Até obras mais difíceis de encontrar, como "Love and Freindship" (é assim mesmo que se escreve) e "Plan of a Novel" (texto satírico sobre as manias literárias da época), estão lá. Uma curiosidade é o fato de que se pode encontrar também uma gravação de leitura em voz alta de "Orgulho e Preconceito" (http://town.hall.org/Archives/radio/IMS/HarperAudio/).
Um artigo sobre a edição eletrônica da Oxford das obras completas de Austen faz o levantamento do número de personagens que se engajam em diálogos em sua obra: 141. Outros levantamentos incluem o número de palavras pronunciadas por cada personagem, o número de cores mencionadas pela autora e levantamentos gramaticais (quantas vezes a palavra "eu" aparece e coisas assim).
Existe também uma lista de discussão sobre Jane Austen. É a Austen-L, que se originou no Canadá (o endereço é listserv@vm1.mcgill.ca) e tem 545 assinantes. O nome de Austen tem aparecido também ultimamente em grupos de discussão como rec.arts.books e rec.arts.movies.current-films.
É preciso distinguir entre listas, com um número pequeno de participantes que acabam se conhecendo ao longos dos anos, e grupos da Usenet, que ficaram muito banalizados com o crescimento da Internet, e são hoje, na maioria, um equivalente eletrônico de um bar cheio de pessoas rudes que não se interessam umas pelas outras.

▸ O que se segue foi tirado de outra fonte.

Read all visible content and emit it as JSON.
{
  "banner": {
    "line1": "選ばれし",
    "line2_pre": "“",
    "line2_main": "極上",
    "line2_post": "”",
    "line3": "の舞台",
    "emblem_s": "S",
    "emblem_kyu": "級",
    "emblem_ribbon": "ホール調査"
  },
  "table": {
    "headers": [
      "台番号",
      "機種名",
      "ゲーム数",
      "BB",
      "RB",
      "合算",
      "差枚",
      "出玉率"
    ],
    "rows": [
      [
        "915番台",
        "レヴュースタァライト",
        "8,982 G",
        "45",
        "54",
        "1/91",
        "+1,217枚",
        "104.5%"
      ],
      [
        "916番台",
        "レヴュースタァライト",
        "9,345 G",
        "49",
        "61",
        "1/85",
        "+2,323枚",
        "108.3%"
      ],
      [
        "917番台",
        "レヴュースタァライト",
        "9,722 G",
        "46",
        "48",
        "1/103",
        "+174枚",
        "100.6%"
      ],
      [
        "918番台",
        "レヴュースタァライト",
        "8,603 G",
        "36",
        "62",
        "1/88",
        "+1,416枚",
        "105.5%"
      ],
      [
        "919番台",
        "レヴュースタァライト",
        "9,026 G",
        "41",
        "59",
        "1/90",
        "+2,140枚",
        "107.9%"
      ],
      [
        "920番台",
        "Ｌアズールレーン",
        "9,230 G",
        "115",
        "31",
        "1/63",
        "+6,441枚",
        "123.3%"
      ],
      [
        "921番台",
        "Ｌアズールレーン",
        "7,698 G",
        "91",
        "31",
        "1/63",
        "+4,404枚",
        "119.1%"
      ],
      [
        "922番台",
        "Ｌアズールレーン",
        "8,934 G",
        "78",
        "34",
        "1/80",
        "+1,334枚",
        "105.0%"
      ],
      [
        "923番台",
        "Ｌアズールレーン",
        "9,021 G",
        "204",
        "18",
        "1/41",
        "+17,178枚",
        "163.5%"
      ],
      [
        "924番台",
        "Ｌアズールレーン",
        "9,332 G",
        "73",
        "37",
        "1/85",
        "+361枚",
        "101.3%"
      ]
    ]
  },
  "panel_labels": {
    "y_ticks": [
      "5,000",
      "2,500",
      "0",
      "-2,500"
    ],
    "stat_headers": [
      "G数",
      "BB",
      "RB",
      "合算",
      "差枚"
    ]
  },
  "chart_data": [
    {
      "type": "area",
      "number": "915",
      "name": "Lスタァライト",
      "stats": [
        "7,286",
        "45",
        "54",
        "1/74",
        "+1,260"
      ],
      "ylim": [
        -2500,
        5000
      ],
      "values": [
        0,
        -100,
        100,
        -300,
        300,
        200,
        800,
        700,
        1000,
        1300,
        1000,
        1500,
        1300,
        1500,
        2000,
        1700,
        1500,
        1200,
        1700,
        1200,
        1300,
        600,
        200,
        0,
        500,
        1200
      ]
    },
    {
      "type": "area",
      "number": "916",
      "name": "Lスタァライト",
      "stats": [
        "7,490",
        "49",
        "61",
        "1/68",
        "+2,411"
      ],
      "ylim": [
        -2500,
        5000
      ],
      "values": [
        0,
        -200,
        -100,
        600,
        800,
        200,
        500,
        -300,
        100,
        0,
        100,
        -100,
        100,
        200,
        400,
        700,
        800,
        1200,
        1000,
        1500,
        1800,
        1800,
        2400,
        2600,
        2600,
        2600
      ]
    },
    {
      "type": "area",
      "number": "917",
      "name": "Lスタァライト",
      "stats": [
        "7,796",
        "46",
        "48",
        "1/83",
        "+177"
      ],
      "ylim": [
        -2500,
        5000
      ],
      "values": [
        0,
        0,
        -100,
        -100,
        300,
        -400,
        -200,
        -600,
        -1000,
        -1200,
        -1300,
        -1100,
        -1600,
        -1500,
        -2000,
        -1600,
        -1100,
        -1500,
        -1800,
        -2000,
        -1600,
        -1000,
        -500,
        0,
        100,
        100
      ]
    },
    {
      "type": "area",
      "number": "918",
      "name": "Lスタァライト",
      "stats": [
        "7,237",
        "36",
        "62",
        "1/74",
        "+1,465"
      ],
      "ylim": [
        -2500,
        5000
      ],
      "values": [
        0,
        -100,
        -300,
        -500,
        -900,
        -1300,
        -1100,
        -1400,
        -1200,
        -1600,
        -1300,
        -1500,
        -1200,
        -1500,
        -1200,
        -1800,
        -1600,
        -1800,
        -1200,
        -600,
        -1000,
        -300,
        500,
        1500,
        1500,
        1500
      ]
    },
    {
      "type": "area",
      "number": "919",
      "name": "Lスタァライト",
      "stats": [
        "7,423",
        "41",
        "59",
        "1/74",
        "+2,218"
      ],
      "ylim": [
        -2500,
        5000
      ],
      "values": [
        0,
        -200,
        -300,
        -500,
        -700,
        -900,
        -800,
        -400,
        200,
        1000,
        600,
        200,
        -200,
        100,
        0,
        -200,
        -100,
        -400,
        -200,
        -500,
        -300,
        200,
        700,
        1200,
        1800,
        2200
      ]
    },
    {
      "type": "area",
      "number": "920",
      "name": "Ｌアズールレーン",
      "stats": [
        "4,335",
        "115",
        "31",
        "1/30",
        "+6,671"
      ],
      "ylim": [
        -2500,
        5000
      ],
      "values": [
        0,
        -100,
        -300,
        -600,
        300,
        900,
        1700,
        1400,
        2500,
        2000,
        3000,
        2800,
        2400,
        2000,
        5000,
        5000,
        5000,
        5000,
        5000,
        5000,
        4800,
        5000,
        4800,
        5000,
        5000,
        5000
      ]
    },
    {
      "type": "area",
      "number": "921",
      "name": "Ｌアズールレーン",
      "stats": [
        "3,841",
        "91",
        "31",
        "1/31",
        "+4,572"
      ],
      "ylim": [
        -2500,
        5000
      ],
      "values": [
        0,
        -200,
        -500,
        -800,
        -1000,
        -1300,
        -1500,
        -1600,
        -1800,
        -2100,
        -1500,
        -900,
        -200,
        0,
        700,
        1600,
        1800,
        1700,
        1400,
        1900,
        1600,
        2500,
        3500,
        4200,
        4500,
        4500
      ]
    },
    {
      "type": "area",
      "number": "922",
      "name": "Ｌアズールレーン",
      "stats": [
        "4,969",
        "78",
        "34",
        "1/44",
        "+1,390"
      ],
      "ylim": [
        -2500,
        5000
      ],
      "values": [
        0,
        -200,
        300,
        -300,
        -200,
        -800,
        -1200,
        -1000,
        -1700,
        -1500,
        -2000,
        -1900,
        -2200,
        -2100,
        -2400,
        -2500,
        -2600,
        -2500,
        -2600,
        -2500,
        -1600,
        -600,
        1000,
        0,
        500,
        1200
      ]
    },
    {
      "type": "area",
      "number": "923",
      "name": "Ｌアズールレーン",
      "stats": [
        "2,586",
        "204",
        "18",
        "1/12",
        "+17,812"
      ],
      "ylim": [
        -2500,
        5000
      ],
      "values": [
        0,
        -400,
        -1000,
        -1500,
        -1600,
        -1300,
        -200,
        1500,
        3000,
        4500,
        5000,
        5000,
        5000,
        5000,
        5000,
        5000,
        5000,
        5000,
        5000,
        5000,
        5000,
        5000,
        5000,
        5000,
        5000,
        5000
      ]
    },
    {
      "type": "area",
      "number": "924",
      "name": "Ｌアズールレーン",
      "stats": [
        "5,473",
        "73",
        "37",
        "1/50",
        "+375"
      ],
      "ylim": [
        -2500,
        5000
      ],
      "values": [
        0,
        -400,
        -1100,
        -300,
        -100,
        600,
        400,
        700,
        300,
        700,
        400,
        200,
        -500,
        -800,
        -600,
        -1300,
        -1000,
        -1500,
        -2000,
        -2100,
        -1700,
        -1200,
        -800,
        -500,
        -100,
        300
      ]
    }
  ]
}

E o que será que Jane Austen diria, ao se encontrar refletida em milhões de computadores? À primeira vista, não dá para imaginar casamento mais exótico. A Internet é apenas uma das mídias de um mundo cada vez mais incapaz de literatura, talvez por falta de capacidade de concentrar, de se recolher, de olhar para dentro. E Austen levou uma vida fisicamente limitada, recolhida, não casou, morreu cedo. Foi pura introspecção. Como Emily Dickinson, apresentou seu talento como única resposta à repressão e à hipocrisia sufocante de seu mundo -e foi suficiente. A resistência passiva e paciente que ofereceu às barreiras que uma escritora encontrava na Inglaterra de sua época carregou sua obra através dos séculos.
Quem sabe? Rainha da ironia, talvez apreciasse o contraste entre seu mundo de rituais sociais precisos, filho de uma cultura definida e cheia de fronteiras, e a teia doida de computadores, onde admiradores anônimos depositaram suas palavras, um século e meio depois.